We just finished the 2nd season and have enjoyed both seasons quite a bit. (Mrs. FtG had read the books.)

However, both seasons started off slow. It wasn’t until the 3rd or 4th episode that things really start to get interesting. This is sometimes a problem for this extended plot format.

Speaking of which, this sort of ~10 episode format is nice for crime dramas. One extended case that sort of wraps up at the end. But not really as other stuff drags out, linking the seasons together. Much better than standard procedurals where things get wrapped up in one episode all too often.

I generally only knew Titus Welliver as a bad guy (e.g., in The Good Wife), so it took a bit to get used to him as the (highly flawed) hero.

There’s also a little bit of The Wire reunion going on.

The show seems able to extract better performances from most of the “guest” actors than you would expect. In the second season Jeri Ryan performed better than I expected (a very low bar for her) and Brent Sexton did an unqualified great job.

Looking at Welliver’s IMDb page, I can’t help but exclaim “Ooh, Navy SEALs!”

I feel I must defend the under appreciated Ms Ryan. She’s a much better actress than you’d think only seeing 7 of 9.

Check out her work in her short run in Leverage.

She’s no Elizabeth Rohm!:slight_smile:

I’m a little late to the party. My mother recommended this series to me.

Took me several tries to get through the first half of the first episode. For some reason, it just wasn’t clicking for me. Then, at some point, it did. I watched 10 episodes in a single sitting. I am now on episode 3 of season 2. I like it a lot, although it does seem to get off track here and there. Love the jazz music!

I completely agree. The books, especially the early ones, are excellent.

I’ve watched a few minutes here and there of the television show - thinking I’d record it later. But it just didn’t work for me.

And I hadn’t imagined an actor for Harry Bosch while reading but if I had to, then maybe a slightly slimmer Dennis Franz (Detective Andy Sipowicz of NYPD Blue).

Season 3 is now available on Amazon. There is a nearly seamless transition from the previous seasons, and none of the actors seem to have gone “cute” with their characters as sometimes happens. Good, gritty police drama.

Thanks for the heads-ups, both on the availability and the continuity.

Especially in these days of short, highly popular seasons, it’s all too easy for the actors to fall into self-parody or narcissism or having to act out their great big raise (or lack of it). But Welliver’s one of those hardworking pros I can’t imagine turning in a second-rate performance.

I’m on episode 3 and I’ve got to ask. Does it pick up?
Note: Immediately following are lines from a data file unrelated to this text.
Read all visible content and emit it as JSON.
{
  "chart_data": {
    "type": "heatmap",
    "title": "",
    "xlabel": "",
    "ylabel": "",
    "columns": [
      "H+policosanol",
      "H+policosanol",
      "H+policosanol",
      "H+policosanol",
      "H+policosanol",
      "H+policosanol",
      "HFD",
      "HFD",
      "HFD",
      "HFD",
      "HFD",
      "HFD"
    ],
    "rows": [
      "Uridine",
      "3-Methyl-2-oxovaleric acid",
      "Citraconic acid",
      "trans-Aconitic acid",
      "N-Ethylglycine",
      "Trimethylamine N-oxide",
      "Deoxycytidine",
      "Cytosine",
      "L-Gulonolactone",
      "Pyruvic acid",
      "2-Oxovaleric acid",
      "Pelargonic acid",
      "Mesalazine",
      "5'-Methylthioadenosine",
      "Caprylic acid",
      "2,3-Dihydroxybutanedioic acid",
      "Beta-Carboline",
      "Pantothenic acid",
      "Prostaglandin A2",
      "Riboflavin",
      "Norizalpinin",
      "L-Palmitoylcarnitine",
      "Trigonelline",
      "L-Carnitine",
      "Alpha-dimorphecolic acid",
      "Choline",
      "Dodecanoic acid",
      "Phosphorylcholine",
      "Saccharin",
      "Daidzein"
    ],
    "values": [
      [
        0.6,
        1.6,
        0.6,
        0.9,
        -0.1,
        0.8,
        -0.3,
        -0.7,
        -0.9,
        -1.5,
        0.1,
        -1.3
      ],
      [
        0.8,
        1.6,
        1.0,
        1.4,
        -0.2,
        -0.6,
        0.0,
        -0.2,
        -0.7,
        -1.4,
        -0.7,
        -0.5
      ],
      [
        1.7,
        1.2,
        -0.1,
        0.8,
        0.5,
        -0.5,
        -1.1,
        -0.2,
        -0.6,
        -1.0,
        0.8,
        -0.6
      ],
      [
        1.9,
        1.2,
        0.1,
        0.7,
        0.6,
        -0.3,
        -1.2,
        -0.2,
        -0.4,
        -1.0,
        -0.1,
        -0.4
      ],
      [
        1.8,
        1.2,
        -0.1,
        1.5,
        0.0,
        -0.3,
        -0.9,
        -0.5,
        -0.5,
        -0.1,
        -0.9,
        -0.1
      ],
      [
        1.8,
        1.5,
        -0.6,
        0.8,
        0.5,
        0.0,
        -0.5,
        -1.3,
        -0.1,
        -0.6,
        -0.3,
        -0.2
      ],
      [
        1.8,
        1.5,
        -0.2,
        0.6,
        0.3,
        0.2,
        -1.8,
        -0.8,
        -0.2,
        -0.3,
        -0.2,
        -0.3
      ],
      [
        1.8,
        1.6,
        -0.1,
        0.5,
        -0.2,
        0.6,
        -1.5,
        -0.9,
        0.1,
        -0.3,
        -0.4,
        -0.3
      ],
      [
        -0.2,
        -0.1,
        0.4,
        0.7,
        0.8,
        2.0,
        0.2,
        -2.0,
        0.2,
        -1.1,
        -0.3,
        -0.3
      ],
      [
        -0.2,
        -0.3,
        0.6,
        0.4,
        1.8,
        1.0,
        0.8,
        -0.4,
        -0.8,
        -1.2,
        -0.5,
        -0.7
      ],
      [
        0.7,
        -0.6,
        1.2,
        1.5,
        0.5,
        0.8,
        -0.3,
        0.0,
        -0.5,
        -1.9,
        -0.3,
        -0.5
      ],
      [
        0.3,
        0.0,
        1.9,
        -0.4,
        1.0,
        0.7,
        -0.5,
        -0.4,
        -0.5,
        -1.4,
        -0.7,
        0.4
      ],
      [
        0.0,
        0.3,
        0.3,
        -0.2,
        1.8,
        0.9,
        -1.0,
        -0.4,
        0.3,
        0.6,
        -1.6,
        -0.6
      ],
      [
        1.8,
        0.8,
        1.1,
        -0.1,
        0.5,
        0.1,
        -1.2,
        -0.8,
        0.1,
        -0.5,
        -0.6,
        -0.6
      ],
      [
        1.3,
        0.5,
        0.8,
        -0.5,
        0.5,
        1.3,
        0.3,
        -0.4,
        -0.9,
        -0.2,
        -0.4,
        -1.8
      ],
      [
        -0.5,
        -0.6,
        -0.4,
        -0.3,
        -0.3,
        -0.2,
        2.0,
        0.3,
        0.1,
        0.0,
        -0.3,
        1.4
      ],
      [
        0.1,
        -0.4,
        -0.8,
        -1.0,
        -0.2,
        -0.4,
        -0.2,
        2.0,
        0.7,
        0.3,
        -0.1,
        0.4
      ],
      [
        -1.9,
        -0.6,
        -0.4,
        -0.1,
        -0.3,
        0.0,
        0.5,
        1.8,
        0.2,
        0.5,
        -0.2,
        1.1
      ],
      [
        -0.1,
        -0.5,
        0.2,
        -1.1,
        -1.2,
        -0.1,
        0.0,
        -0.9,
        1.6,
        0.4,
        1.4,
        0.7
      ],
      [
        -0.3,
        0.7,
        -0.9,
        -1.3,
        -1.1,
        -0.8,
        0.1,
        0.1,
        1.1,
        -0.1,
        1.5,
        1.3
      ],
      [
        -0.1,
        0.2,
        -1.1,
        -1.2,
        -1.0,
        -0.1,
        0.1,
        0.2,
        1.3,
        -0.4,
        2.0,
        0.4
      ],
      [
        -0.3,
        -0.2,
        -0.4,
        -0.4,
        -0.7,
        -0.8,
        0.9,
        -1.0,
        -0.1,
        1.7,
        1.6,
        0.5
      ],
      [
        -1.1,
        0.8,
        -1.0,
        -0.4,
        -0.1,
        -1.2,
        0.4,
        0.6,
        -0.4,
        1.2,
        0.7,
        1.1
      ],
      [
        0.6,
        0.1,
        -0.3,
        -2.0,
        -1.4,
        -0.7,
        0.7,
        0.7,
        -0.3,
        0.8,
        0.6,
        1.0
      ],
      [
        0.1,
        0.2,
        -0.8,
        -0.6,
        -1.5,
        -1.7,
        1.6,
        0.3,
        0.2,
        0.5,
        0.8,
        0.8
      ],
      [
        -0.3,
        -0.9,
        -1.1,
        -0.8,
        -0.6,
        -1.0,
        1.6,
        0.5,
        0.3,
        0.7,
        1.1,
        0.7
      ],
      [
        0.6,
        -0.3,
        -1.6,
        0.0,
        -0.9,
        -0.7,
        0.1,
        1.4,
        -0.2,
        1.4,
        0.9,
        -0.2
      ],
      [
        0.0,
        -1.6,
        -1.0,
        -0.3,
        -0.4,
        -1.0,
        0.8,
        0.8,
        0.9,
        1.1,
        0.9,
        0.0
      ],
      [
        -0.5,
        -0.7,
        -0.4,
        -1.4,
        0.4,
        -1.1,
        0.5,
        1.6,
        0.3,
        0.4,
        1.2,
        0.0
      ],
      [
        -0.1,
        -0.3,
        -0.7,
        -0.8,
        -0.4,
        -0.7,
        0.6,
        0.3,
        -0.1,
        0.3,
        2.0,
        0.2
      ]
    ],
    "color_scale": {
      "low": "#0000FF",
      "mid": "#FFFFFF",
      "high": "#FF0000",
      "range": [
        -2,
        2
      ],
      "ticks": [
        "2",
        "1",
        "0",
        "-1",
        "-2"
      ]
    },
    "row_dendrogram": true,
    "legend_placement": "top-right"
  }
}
I love the Bosch books and have enjoyed (but not loved) seasons 1 & 2 of the series. This season, though, seems unusually dull.

I don’t recall seasons 1 and 2 being slam-bang exciting. It’s a lot like The Wire, where the first two or three episodes of each season were almost incomprehensibly disconnected, and then suddenly around ep 4, the threads started to tangle and pull together. The opening of ep 5 alone has made the season worthwhile to me.

Yeah, it gets fairly tense, although they could have edited out some of the father-daughter exposition. This series comes about as close as it can to actual days as a LEO without putting its audience to sleep: 99% type up reports, make phone calls, knock on doors, and then 1% of HOLY SHIT! Welliver, Aquino and Hector are just excellent, as are many others. I wasn’t a fan of Lance Reddick (Deputy Chief Irving) in The Wire, and am still not. He seems to be fairly one dimensional.

He makes me think of an Easter Island head (in size if nothing else). :slight_smile: But yes, he seems to have a Hepburn-like range. But then, all of his characters have been that same personally-troubled, straight-arrow senior cop who can’t be pushed around and is permanently frustrated by the machinations around him.

I haven’t started the new season yet. Which book(s) is it based on?